When she reached Manak Pura Chowk in the Karol Bagh area that evening, she could see columns of smoke rising from many parts of the area. 'The riots were targeted, specific and barbaric. The crowds were insane and hooligans ruled the streets that evening and all through the night,' Karat says.
But on Doordarshan, it was a normal day — at least from the outside. 'We were being informed about the developments at Aiims and were asked to be ready for the news bulletin. But when I read out the bulletin at 8pm, which was the first bulletin of the day, I did not announce that she was dead in as many words,' newsreader Salma Sultan recollects. 'I said that there had been an assassination attempt on her and she was undergoing treatment. But all of us knew that she was no more. It was difficult for me to hide the shock and grief.'
For Swamy, Indira's assassination immediately brought to mind his last encounter with her. On the last day of the monsoon session of Parliament in August that year, she met him in the corridors of Parliament.
'She held my hand and said: 'You were right. They are out to get me',' Swamy recalls.
October sky
Meanwhile, on the sidelines, a lot was happening in India
• Royal visit: Princess Anne was touring India. Indira Gandhi was to have hosted a dinner in her honour on October 31.
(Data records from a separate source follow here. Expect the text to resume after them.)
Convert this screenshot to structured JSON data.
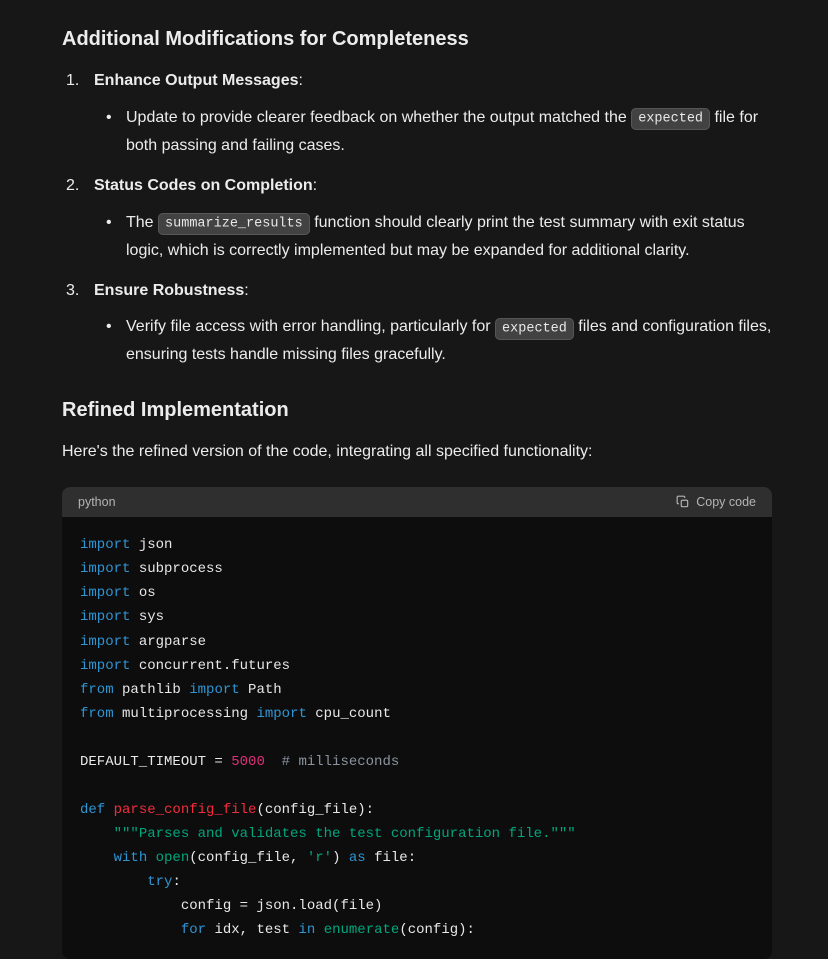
{
  "h_additional": "Additional Modifications for Completeness",
  "item1": {
    "title": "Enhance Output Messages",
    "colon": ":",
    "sub_a1": "Update to provide clearer feedback on whether the output matched the ",
    "sub_a_code": "expected",
    "sub_a2": " file for both passing and failing cases."
  },
  "item2": {
    "title": "Status Codes on Completion",
    "colon": ":",
    "sub_a1": "The ",
    "sub_a_code": "summarize_results",
    "sub_a2": " function should clearly print the test summary with exit status logic, which is correctly implemented but may be expanded for additional clarity."
  },
  "item3": {
    "title": "Ensure Robustness",
    "colon": ":",
    "sub_a1": "Verify file access with error handling, particularly for ",
    "sub_a_code": "expected",
    "sub_a2": " files and configuration files, ensuring tests handle missing files gracefully."
  },
  "h_refined": "Refined Implementation",
  "para_refined": "Here's the refined version of the code, integrating all specified functionality:",
  "code_lang": "python",
  "copy_label": "Copy code",
  "code": {
    "kw_import": "import",
    "kw_from": "from",
    "kw_def": "def",
    "kw_with": "with",
    "kw_as": "as",
    "kw_try": "try",
    "kw_for": "for",
    "kw_in": "in",
    "mod_json": " json",
    "mod_subprocess": " subprocess",
    "mod_os": " os",
    "mod_sys": " sys",
    "mod_argparse": " argparse",
    "mod_cf": " concurrent.futures",
    "mod_pathlib": " pathlib ",
    "name_Path": " Path",
    "mod_mp": " multiprocessing ",
    "name_cpu": " cpu_count",
    "dt_lhs": "DEFAULT_TIMEOUT = ",
    "dt_num": "5000",
    "dt_cmt": "  # milliseconds",
    "fn_name": "parse_config_file",
    "fn_sig": "(config_file):",
    "docstr": "\"\"\"Parses and validates the test configuration file.\"\"\"",
    "open_name": "open",
    "open_args1": "(config_file, ",
    "open_str": "'r'",
    "open_args2": ") ",
    "open_tail": " file:",
    "try_colon": ":",
    "jsonload": "            config = json.load(file)",
    "for_pre": "            ",
    "for_vars": " idx, test ",
    "enum_name": "enumerate",
    "enum_tail": "(config):"
  }
}
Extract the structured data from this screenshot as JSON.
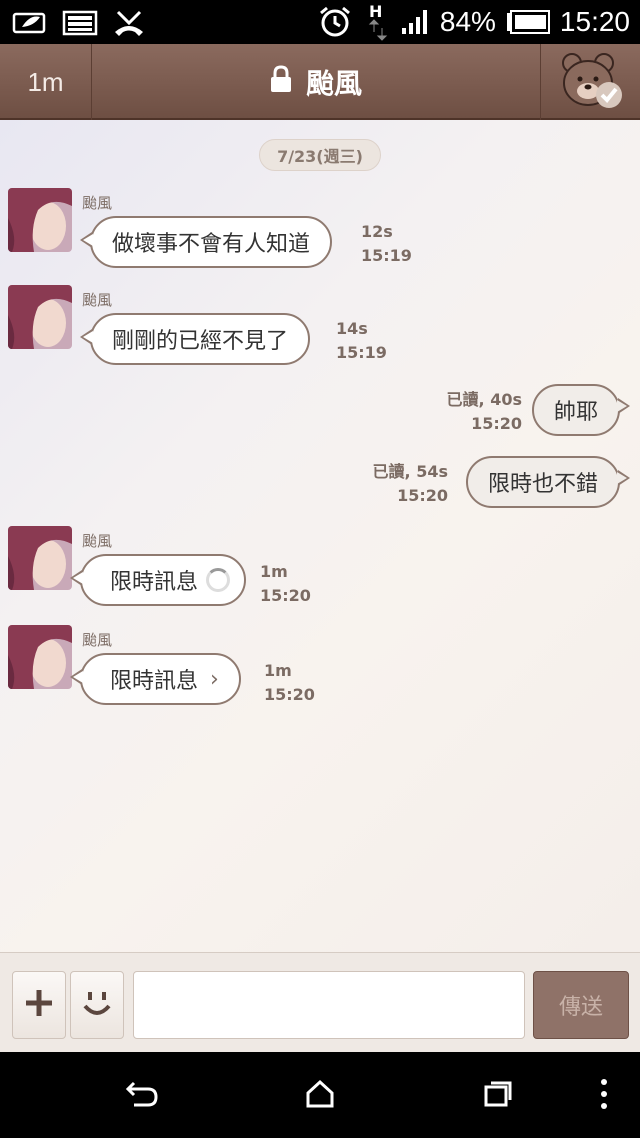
{
  "status_bar": {
    "battery": "84%",
    "time": "15:20",
    "network_type": "H",
    "icons": [
      "leaf-notification-icon",
      "image-notification-icon",
      "missed-call-icon",
      "alarm-icon",
      "network-arrows-icon",
      "signal-icon",
      "battery-icon"
    ]
  },
  "header": {
    "left_label": "1m",
    "title": "颱風",
    "lock_icon": "lock-icon",
    "sticker_icon": "bear-check-icon",
    "colors": {
      "background": "#7a5a4e"
    }
  },
  "chat": {
    "date": "7/23(週三)",
    "messages": [
      {
        "side": "in",
        "sender": "颱風",
        "text": "做壞事不會有人知道",
        "ttl": "12s",
        "time": "15:19"
      },
      {
        "side": "in",
        "sender": "颱風",
        "text": "剛剛的已經不見了",
        "ttl": "14s",
        "time": "15:19"
      },
      {
        "side": "out",
        "text": "帥耶",
        "read": "已讀, 40s",
        "time": "15:20"
      },
      {
        "side": "out",
        "text": "限時也不錯",
        "read": "已讀, 54s",
        "time": "15:20"
      },
      {
        "side": "in",
        "sender": "颱風",
        "text": "限時訊息",
        "ttl": "1m",
        "time": "15:20",
        "icon": "loading-spinner-icon"
      },
      {
        "side": "in",
        "sender": "颱風",
        "text": "限時訊息",
        "ttl": "1m",
        "time": "15:20",
        "icon": "chevron-right-icon",
        "chevron": "›"
      }
    ]
  },
  "input_bar": {
    "add_icon": "plus-icon",
    "emoji_icon": "smiley-icon",
    "value": "",
    "send_label": "傳送"
  },
  "nav_bar": {
    "icons": [
      "back-icon",
      "home-icon",
      "recent-apps-icon",
      "menu-icon"
    ]
  }
}
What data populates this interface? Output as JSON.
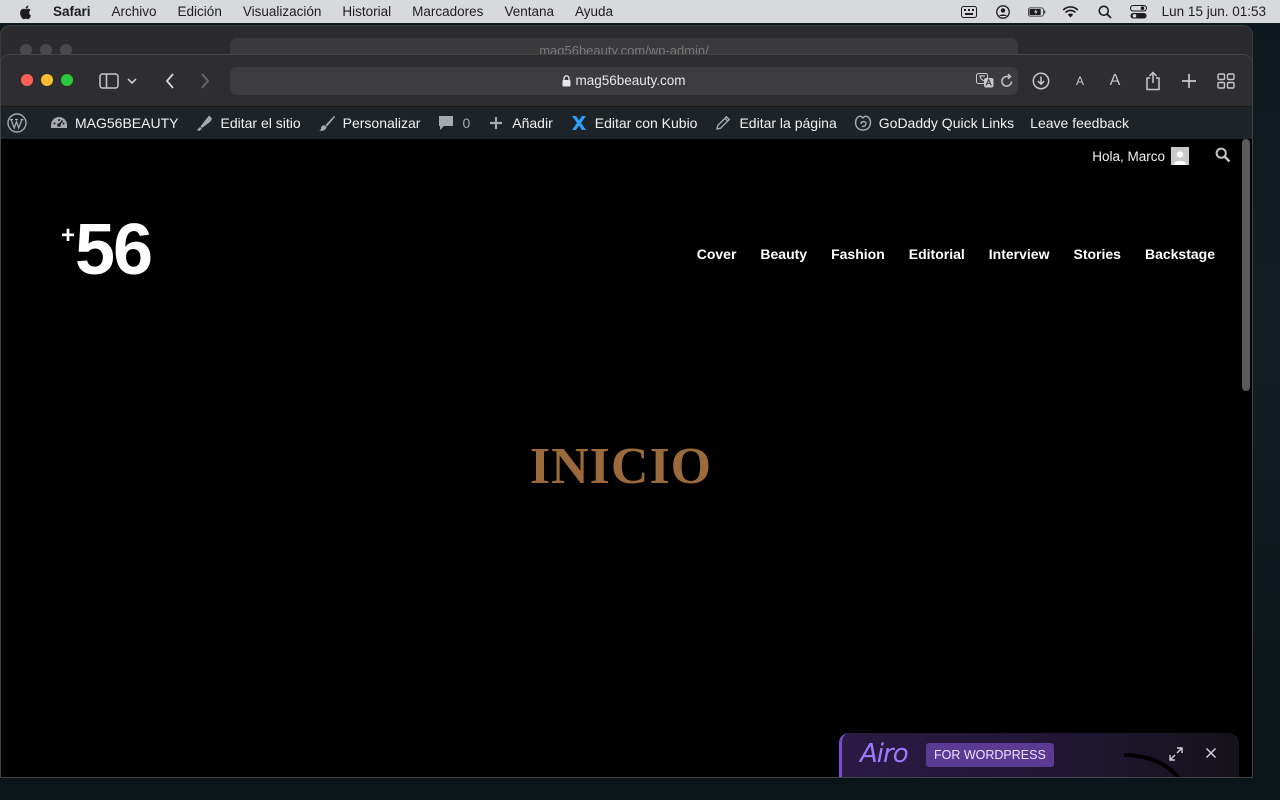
{
  "menubar": {
    "app_name": "Safari",
    "items": [
      "Archivo",
      "Edición",
      "Visualización",
      "Historial",
      "Marcadores",
      "Ventana",
      "Ayuda"
    ],
    "clock": "Lun 15 jun.  01:53"
  },
  "background_window": {
    "url": "mag56beauty.com/wp-admin/"
  },
  "browser": {
    "url": "mag56beauty.com"
  },
  "adminbar": {
    "site_name": "MAG56BEAUTY",
    "edit_site": "Editar el sitio",
    "customize": "Personalizar",
    "comments_count": "0",
    "add_new": "Añadir",
    "edit_kubio": "Editar con Kubio",
    "edit_page": "Editar la página",
    "godaddy": "GoDaddy Quick Links",
    "feedback": "Leave feedback"
  },
  "page": {
    "greeting": "Hola, Marco",
    "logo_plus": "+",
    "logo_number": "56",
    "nav": [
      "Cover",
      "Beauty",
      "Fashion",
      "Editorial",
      "Interview",
      "Stories",
      "Backstage"
    ],
    "hero_title": "INICIO"
  },
  "airo": {
    "brand": "Airo",
    "badge": "FOR WORDPRESS"
  },
  "colors": {
    "hero_title": "#9a6a3a",
    "adminbar_bg": "#1d2327",
    "airo_accent": "#7b4bd6"
  }
}
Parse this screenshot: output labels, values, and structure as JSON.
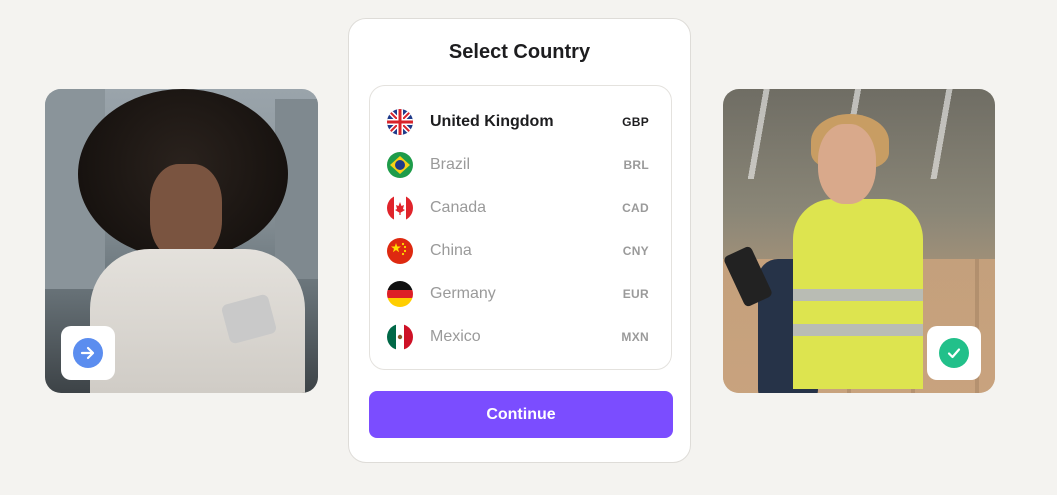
{
  "card": {
    "title": "Select Country",
    "continue_label": "Continue",
    "accent_color": "#7b4dff"
  },
  "countries": [
    {
      "name": "United Kingdom",
      "code": "GBP",
      "flag_icon": "uk-flag-icon",
      "selected": true
    },
    {
      "name": "Brazil",
      "code": "BRL",
      "flag_icon": "brazil-flag-icon",
      "selected": false
    },
    {
      "name": "Canada",
      "code": "CAD",
      "flag_icon": "canada-flag-icon",
      "selected": false
    },
    {
      "name": "China",
      "code": "CNY",
      "flag_icon": "china-flag-icon",
      "selected": false
    },
    {
      "name": "Germany",
      "code": "EUR",
      "flag_icon": "germany-flag-icon",
      "selected": false
    },
    {
      "name": "Mexico",
      "code": "MXN",
      "flag_icon": "mexico-flag-icon",
      "selected": false
    }
  ],
  "badges": {
    "left_icon": "arrow-right-icon",
    "left_color": "#5b8def",
    "right_icon": "check-icon",
    "right_color": "#22c08a"
  }
}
• Border tensions: Firing was taking place in the Poonch sector of Jammu and Kashmir; Atal Behari Vajpayee had claimed that Gandhi was “promoting war psychosis”.
• Cricket: The Indian cricket team was touring Pakistan; the tour was cancelled after the assassination.
• Tamil trouble: Chief minister M.G. Ramachandran was hospitalised and the AIADMK was witnessing a succession battle.
• City of Joy: The Calcutta Metro had started commercial operations on October 24.
• Star power: Shatrughan Sinha had shown an interest in joining politics – “You don’t need brains in politics,” he said.
• Release rush: Among the new films in theatres that week were Jaagir (Fiefdom) and Jeene Nahi Doonga (Won’t let you live), starring Dharmendra, Shatrughan Sinha and Raj Babbar – all of whom later became Members of Parliament.